Soot formation, composition, and morphology

A complete understanding of soot particle formation is critical for accurate combustion models. Limited details are known about the polycyclic aromatic hydrocarbon (PAH) molecules that comprise soot mass, the physical processes involved in nascent soot formation, particle morphology transformation in high temperature environments, and the influence of products of combustion in the soot formation zone. These phenomena have been studied using a variety of fuels in the University of Michigan Rapid Compression Facility at high temperature (1600--2000 K) and high-pressure (10 atm) environments that are similar to those found in advanced combustion strategies. Details of soot particle nanostructure were identified using a high-resolution transmission electron microscope (HRTEM).;This study discovered PAH molecule size distributions and particle morphologies from HRTEM images of nascent and mature soot particles. Molecules deposited on both nascent and aged soot particles had a constant size distribution.
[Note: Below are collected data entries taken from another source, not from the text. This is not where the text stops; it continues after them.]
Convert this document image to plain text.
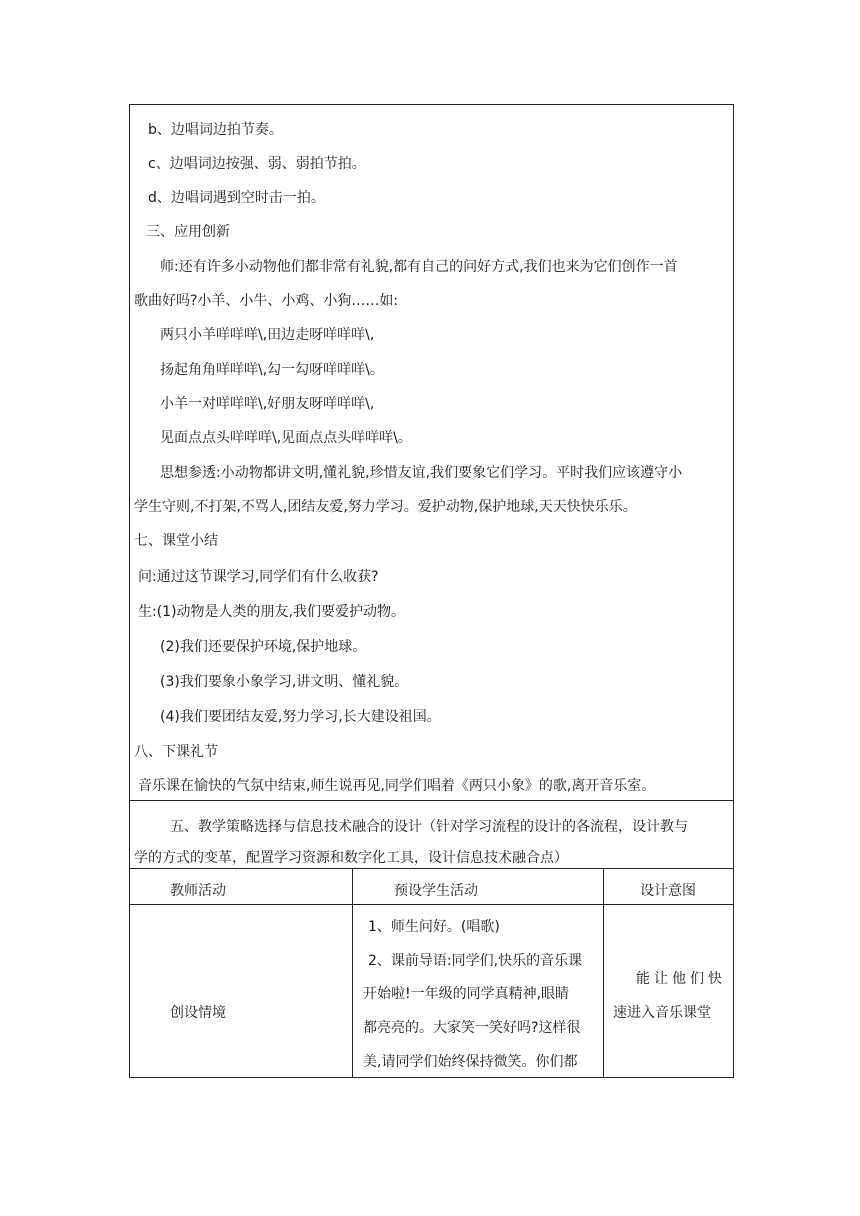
b、边唱词边拍节奏。
c、边唱词边按强、弱、弱拍节拍。
d、边唱词遇到空时击一拍。
三、应用创新
师:还有许多小动物他们都非常有礼貌,都有自己的问好方式,我们也来为它们创作一首
歌曲好吗?小羊、小牛、小鸡、小狗……如:
两只小羊咩咩咩\,田边走呀咩咩咩\,
扬起角角咩咩咩\,勾一勾呀咩咩咩\。
小羊一对咩咩咩\,好朋友呀咩咩咩\,
见面点点头咩咩咩\,见面点点头咩咩咩\。
思想参透:小动物都讲文明,懂礼貌,珍惜友谊,我们要象它们学习。平时我们应该遵守小
学生守则,不打架,不骂人,团结友爱,努力学习。爱护动物,保护地球,天天快快乐乐。
七、课堂小结
问:通过这节课学习,同学们有什么收获?
生:(1)动物是人类的朋友,我们要爱护动物。
(2)我们还要保护环境,保护地球。
(3)我们要象小象学习,讲文明、懂礼貌。
(4)我们要团结友爱,努力学习,长大建设祖国。
八、下课礼节
音乐课在愉快的气氛中结束,师生说再见,同学们唱着《两只小象》的歌,离开音乐室。
五、教学策略选择与信息技术融合的设计（针对学习流程的设计的各流程，设计教与
学的方式的变革，配置学习资源和数字化工具，设计信息技术融合点）
教师活动	预设学生活动	设计意图
创设情境
1、师生问好。(唱歌)
2、课前导语:同学们,快乐的音乐课
开始啦!一年级的同学真精神,眼睛
都亮亮的。大家笑一笑好吗?这样很
美,请同学们始终保持微笑。你们都
能让他们快
速进入音乐课堂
At low temperatures, amorphous nascent particles were created. At high temperatures, the nascent particles became comprised of agglomerated 2--8 nm diameter particles. Shortly after inception, the small particles no longer attached as growth species. A coagulation model replicated the experimental finding and relates small particle agglomeration to the PAH molecules rate of production.;Particle morphologies were found to change as nascent particles mature. Transformations were also induced in HRTEM by irradiating nascent particles. Following irradiation, particle morphologies were very similar to mature particle morphologies created at high temperatures. HRTEM images of the transformation showed tangential molecular alignment at the particle surface, merging of adjacent particles, and epitaxial alignment of interior molecules with the surface molecules.;Finally, it was discovered that CO2 enhanced soot formation rate in an oxygen deficient reaction zone when combined with acetylene fuel but had an undetectable affect on methane fuel. Gas chromatography confirmed the CO2 reactivity. A chemical kinetics investigation discovered that OH radical production from CO2 caused the enhancement in soot formation rate. OH radicals were less important in the methane fuels due to more prevalent reactions with H and CH3 radicals and a longer reaction pathway between the fuel and the aromatic molecules.